17. Cherried out 70's vans or 70's chicks, which were cooler?
I have to go with the 70's chicks because I've always been more into women than cars.
18. Are you going to any conventions in the coming months?
No conventions confirmed. I'll probably be going to the Fango convention in August in L.A. Not speaking. Just a fan. I've been talking about going to the Festival Of Darkness in Baltimore in October and showing a 35mm print of "NOTHING". I'm waiting to hear back.
19. What's the most over-rated horror film you've seen? The most under-rated?
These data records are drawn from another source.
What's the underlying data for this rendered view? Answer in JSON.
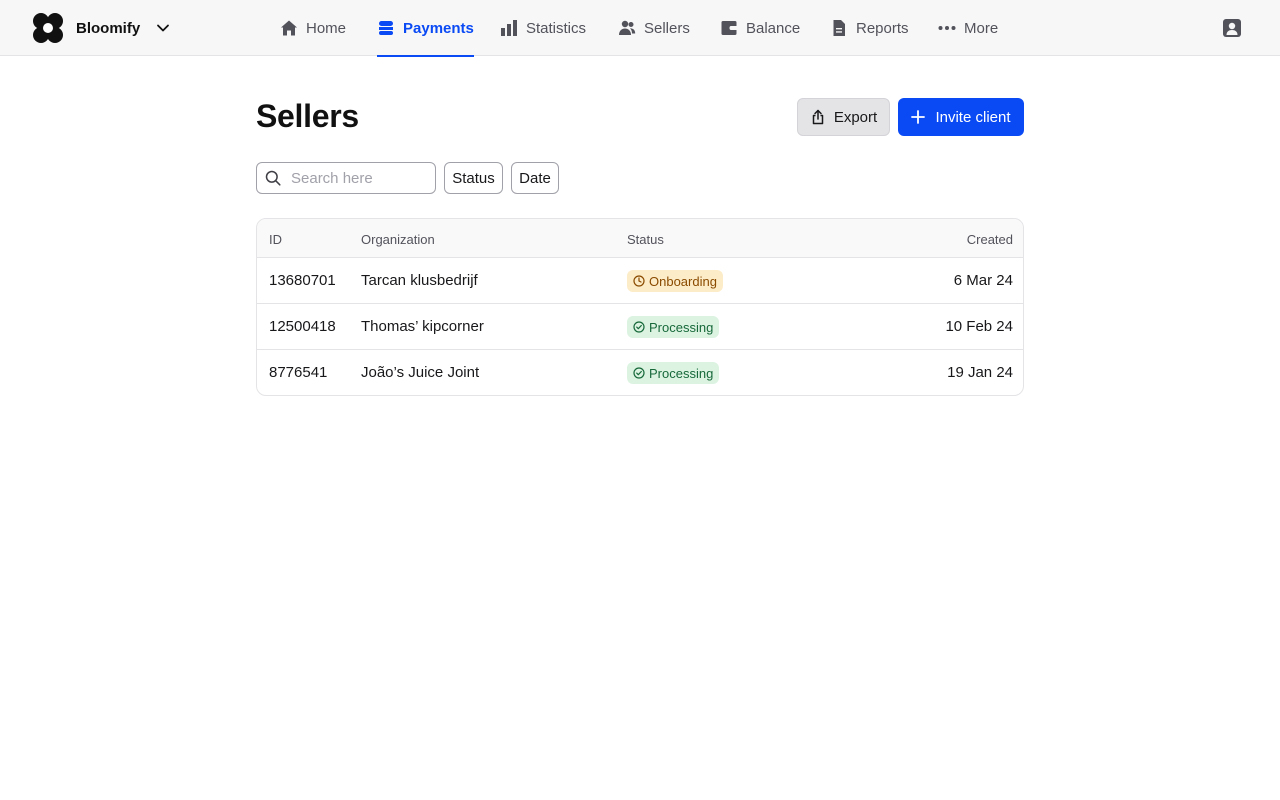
{
  "app": {
    "brand_name": "Bloomify",
    "accent_color": "#0a4af5"
  },
  "nav": {
    "items": [
      {
        "label": "Home",
        "icon": "home-icon",
        "active": false
      },
      {
        "label": "Payments",
        "icon": "payments-icon",
        "active": true
      },
      {
        "label": "Statistics",
        "icon": "bar-chart-icon",
        "active": false
      },
      {
        "label": "Sellers",
        "icon": "users-icon",
        "active": false
      },
      {
        "label": "Balance",
        "icon": "wallet-icon",
        "active": false
      },
      {
        "label": "Reports",
        "icon": "document-icon",
        "active": false
      },
      {
        "label": "More",
        "icon": "ellipsis-icon",
        "active": false
      }
    ]
  },
  "page": {
    "title": "Sellers",
    "export_label": "Export",
    "invite_label": "Invite client"
  },
  "filters": {
    "search_placeholder": "Search here",
    "search_value": "",
    "status_label": "Status",
    "date_label": "Date"
  },
  "table": {
    "columns": [
      "ID",
      "Organization",
      "Status",
      "Created"
    ],
    "rows": [
      {
        "id": "13680701",
        "organization": "Tarcan klusbedrijf",
        "status": "Onboarding",
        "status_kind": "onboarding",
        "created": "6 Mar 24"
      },
      {
        "id": "12500418",
        "organization": "Thomas’ kipcorner",
        "status": "Processing",
        "status_kind": "processing",
        "created": "10 Feb 24"
      },
      {
        "id": "8776541",
        "organization": "João’s Juice Joint",
        "status": "Processing",
        "status_kind": "processing",
        "created": "19 Jan 24"
      }
    ]
  },
  "status_colors": {
    "onboarding_bg": "#fdecc8",
    "onboarding_fg": "#8a4b00",
    "processing_bg": "#dcf3e2",
    "processing_fg": "#17693a"
  }
}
Well, I'd have to go with "BLAIR WITCH" for most overrated. If I thought it was real maybe I would have been scared but I knew it was a movie. With that said, I do think "THE LAST BROADCAST" got kinda screwed in the process.
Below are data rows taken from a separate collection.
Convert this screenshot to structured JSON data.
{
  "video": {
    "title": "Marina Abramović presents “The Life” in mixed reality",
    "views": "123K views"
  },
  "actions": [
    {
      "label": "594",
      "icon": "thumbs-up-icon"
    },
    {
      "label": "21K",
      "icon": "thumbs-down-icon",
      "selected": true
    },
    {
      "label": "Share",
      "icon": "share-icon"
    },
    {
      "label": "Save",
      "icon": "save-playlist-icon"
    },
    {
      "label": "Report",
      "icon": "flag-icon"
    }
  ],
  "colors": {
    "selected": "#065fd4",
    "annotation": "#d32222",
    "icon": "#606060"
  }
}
Underrated films are many. I think "EXORCIST III" is pretty good. If it had not been called "EXORCIST" it would have been more respected. It still has one of the all-time great jumps in a movie. "THE STEPFATHER" is very underrated. Deserved to do better. I'm a fan of "PATRICK", "EVIL DEAD TRAP", "WHEN A STRANGER CALLS BACK", many Argento films, and the beginning of "ANATOMY" was quite effective.
20. All right here's your big chance, hype your site, films, penis size, career, or any last words of wisdom?
Well, the DVD and video of "NOTHING" is being released from Image Entertainment on September 18th. An erotic "Hell House"-type of horror flick that I wrote hits DVD on October 16th. Most of my other projects are still in limbo. If you want to know more about "NOTHING" check out the website; www.theresnothingoutthere.com.
Also, I do plan to get back to horror one of these days. I've got a horror/comedy script called, "THE HAZING" which I'm trying to set up in Holland at the moment. I describe it as "EVIL DEAD" meets "SCREAM". What are the rules when there are no rules. I also have a cool vampire script, "UNDYING THIRST", an occult horror possession screenplay "THE HOST", and the only-time-will-tell sequel script to "NOTHING", "THERE'S STILL NOTHING OUT THERE"... If you were afraid of Nothing... ..It's back!
I've had a surprising amount of people ask me about this sequel and if we're ever going to do it. My response is, if there's a strong enough interest (i.e. the new DVD of "NOTHING" sells through the roof), I'd love to do it. I've talked with Craig Peck and he's game as well.
My advise for people trying to get into this crazy business is, Do what you love and love what you do. You'll be happier, healthier, and live longer. Be passionate but don't take things so seriously. It's not worth it. If you have a good time making it, then there's a good chance the audience will have a good time watching it. Just keep repeating, "It's only a movie... only a movie."
Thanks for taking the time to interview me. And I want to thank all the people who have taken 90 minutes of their time to watch "NOTHING". If you enjoyed it, you made my day.
21. You mentioned getting back the rights to TNOT from Prism, what was involved in that process? Expensive?
A few years after Prism released the film, they went bankrupted. However, they bought "NOTHING" for eight years. We tried to get it back earlier but could not. So we just waited for the contract to expire. In the year 2000, it did. That's how we were finally able to reissue the film.